The Myth of Merit in New York City’s Elite Public Schools

David R. Jones

Every October nearly thirty thousand eighth graders spend two and a half hours on a multiple choice exam known as the Specialized High Schools Admissions Test (SHSAT); their scores will be the sole determinant of admission to eight of the best public high schools in New York City.

The use of a single, unevaluated test for the Specialized High Schools, which at first glance may appear to be objective, actually ignores true merit. Students’ hard-earned grades, awards and honors throughout years of middle school are irrelevant in the admissions process, as none of these factors are considered.

The SHSAT-only  admissions policy also fuels an increasing inequality, as black and Latino students who take the test in large numbers continue to lose ground in admission.  This year only about four percent of black applicants and less than seven percent of Latino applicants were granted admission to any of the Specialized High Schools. As a result, the schools do not reflect the broad, rich diversity of New York—where three-quarters of public school students are black or Latino. Stuyvesant offered admission to only seven black students out of an incoming class of nearly 1,000. It is impossible that there could be so few bright, intelligent black eighth graders in the city.

The NYC Department of Education is an outlier, as the only school district in the country that uses a test as a sole criterion for admission to its best high schools. While all standardized tests can be gamed and studied, the SHSAT is especially unfair because it is not aligned with the curriculum students are expected to learn in middle school. As a result, students who can afford expensive private prep classes enjoy a major advantage.

The single-test admissions policy is also unfair to many hard-working and deserving white and Asian-American students. In fact, many leading Asian-American organizations have vocally supported the call for change. After all, how many families have $1,000 to $3,000 to spare for test preparation classes and private tutoring for their child? What’s more, the city has now admitted that it has no proof that the SHSAT measures anything close to merit. Yet parents are told each year that whoever gets the highest scores on this exam must be the smartest.

The time has come to change this backwards admissions policy, to end the myth about merit, and to challenge the notion that the Specialized High Schools would somehow be less elite if they employed assessment mechanisms that most other top high schools in the country use.

This month, Albany lawmakers proposed legislation that would require all eight Specialized High Schools to consider state test scores and GPA, as well as the current admissions test, in the admission process.
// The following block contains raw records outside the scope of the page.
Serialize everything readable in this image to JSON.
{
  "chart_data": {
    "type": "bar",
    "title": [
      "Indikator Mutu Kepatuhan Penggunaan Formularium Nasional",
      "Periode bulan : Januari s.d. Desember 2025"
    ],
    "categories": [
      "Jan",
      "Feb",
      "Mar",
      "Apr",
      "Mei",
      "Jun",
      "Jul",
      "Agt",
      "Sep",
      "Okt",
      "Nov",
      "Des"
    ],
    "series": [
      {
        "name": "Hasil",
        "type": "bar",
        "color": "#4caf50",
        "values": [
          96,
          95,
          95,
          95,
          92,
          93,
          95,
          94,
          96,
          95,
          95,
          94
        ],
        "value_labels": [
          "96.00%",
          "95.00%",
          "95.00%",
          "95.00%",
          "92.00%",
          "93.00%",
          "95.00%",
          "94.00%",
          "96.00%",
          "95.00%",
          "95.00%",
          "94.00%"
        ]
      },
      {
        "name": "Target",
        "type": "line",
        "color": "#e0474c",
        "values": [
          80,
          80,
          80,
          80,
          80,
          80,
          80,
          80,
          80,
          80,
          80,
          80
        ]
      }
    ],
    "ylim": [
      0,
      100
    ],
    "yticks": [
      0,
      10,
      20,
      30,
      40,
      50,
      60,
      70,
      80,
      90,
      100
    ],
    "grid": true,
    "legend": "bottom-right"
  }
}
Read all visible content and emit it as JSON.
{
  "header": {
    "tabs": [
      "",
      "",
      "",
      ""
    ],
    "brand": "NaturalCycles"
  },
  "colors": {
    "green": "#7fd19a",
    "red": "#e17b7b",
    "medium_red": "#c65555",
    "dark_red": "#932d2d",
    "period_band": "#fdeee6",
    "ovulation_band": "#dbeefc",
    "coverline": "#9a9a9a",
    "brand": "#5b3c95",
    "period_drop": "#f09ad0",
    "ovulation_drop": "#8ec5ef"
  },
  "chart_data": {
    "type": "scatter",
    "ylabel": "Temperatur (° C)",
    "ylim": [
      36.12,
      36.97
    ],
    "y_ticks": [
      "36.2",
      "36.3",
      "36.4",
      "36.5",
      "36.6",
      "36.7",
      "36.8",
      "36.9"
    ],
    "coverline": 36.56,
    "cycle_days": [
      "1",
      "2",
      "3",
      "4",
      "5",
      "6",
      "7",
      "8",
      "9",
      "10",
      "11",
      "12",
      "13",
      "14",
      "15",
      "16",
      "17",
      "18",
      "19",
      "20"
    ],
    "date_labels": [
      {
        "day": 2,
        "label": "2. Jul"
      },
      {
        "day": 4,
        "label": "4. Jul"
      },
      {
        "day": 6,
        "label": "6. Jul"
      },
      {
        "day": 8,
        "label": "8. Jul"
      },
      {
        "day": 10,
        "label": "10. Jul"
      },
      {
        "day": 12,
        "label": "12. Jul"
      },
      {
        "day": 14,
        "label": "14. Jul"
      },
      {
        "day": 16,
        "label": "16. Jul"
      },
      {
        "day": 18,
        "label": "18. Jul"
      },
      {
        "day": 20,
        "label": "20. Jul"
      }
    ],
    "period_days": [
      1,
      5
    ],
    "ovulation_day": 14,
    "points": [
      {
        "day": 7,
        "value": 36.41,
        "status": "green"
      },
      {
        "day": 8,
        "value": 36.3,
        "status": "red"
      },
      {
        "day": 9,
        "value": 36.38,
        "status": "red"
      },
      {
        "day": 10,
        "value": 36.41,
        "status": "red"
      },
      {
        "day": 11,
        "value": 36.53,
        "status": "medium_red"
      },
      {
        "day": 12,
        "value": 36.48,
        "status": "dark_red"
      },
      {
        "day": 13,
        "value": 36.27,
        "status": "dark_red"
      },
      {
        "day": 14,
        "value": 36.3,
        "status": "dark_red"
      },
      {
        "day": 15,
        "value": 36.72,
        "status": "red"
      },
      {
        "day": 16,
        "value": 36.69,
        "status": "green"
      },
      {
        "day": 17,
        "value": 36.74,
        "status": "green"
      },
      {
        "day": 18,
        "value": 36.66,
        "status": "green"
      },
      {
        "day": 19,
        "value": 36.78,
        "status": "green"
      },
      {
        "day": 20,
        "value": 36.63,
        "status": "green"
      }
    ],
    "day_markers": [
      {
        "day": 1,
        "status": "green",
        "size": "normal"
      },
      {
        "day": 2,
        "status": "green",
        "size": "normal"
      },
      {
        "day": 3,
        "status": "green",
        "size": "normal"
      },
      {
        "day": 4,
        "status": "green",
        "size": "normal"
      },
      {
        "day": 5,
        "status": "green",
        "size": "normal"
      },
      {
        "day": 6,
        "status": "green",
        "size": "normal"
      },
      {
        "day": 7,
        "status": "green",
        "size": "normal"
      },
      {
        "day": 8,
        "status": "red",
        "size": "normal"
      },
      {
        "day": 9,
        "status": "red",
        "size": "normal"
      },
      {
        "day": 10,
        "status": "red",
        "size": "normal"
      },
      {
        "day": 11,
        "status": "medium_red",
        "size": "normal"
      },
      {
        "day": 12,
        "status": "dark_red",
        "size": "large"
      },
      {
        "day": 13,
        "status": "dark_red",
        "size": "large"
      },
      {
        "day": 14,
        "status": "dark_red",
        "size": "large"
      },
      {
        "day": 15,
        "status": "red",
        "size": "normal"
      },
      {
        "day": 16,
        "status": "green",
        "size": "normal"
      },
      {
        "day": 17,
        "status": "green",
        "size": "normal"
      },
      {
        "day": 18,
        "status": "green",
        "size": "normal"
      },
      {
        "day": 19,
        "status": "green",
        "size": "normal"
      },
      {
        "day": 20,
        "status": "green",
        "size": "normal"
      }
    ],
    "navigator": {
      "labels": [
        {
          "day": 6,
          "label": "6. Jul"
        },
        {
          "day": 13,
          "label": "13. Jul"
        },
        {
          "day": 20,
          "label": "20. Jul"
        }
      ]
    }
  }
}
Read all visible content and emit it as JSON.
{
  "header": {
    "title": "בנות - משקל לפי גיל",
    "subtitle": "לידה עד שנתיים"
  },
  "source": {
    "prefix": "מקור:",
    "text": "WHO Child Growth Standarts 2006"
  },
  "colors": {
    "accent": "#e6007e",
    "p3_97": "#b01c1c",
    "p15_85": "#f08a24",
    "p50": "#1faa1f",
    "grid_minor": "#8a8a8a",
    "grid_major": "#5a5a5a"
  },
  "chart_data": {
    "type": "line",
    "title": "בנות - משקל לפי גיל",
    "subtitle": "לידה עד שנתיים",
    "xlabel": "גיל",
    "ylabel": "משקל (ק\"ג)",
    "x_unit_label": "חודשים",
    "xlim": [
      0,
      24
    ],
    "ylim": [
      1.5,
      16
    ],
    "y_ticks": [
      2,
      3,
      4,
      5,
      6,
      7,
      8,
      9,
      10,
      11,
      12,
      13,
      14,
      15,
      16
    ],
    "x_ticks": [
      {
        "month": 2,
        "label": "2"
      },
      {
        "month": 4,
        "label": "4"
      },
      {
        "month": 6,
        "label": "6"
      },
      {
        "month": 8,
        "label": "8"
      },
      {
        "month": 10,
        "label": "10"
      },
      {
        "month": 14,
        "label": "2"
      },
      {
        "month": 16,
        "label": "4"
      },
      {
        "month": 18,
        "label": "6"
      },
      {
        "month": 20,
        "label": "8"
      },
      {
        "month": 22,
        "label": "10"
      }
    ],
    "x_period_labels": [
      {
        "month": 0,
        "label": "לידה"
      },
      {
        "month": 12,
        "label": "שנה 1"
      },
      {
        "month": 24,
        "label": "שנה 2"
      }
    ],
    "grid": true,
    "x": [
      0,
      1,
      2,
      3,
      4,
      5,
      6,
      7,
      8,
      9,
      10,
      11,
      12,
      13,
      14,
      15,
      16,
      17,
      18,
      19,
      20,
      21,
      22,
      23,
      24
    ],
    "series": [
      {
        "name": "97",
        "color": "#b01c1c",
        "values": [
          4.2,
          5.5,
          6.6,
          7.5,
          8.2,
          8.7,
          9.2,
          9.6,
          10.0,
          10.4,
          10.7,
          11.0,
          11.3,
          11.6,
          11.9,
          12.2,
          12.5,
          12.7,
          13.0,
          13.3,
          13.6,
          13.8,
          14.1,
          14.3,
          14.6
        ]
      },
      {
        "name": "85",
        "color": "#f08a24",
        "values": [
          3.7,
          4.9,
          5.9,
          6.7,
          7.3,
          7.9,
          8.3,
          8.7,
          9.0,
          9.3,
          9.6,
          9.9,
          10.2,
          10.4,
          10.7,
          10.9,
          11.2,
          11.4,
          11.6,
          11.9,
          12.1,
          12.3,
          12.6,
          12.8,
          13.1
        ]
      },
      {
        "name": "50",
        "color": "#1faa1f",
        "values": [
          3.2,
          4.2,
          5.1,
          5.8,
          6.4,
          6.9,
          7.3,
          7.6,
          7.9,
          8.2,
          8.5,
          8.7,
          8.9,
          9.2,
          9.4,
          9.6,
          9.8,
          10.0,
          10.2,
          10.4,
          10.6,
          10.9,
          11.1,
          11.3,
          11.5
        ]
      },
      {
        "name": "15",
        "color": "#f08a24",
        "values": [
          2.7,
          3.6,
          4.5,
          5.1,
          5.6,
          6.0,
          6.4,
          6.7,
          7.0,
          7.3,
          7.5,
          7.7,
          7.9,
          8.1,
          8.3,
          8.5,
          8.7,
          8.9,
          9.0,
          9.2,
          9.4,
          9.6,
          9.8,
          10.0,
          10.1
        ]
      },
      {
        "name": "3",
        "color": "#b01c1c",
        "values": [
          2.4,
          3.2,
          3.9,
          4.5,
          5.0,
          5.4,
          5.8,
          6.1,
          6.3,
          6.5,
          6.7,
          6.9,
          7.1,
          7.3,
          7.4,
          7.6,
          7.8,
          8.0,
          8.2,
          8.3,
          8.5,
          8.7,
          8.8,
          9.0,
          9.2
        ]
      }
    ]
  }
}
The bill, introduced late in the legislative session, opens the door for a more robust public dialogue on current admissions policies for elite high schools.

Mayor de Blasio has already signaled that he wants to make a change. He should start by announcing reforms to the admissions policy for the five newest Specialized High Schools forced to follow the test-only admissions policy by fiat of the Bloomberg administration.  Mayoral control of schools means that with the stroke of a pen he could lift the test-only designation at these schools and adopt a policy that included multiple measures of student knowledge and potential as early as next year.

Toward setting such a policy, the mayor should also convene community leaders and educational experts to study and provide recommendations on how to make admissions into Specialized High Schools fairer, more inclusive and based on a broad and honest definition of merit. In doing so, he would show his leadership on an issue illustrative of the glaring disparities across our education system when it comes to access to quality schools.

The SHSAT-only  admissions policy is an arbitrary device that denies many gifted students access to an exemplary educational experience. New York City must do better because its students deserve better.

Last year CSS and the NAACP Legal Defense and Education Fund co-authored a recently published report, The Meaning  of Merit: Alternatives for Determining Admission to New York City’s Specialized High Schools.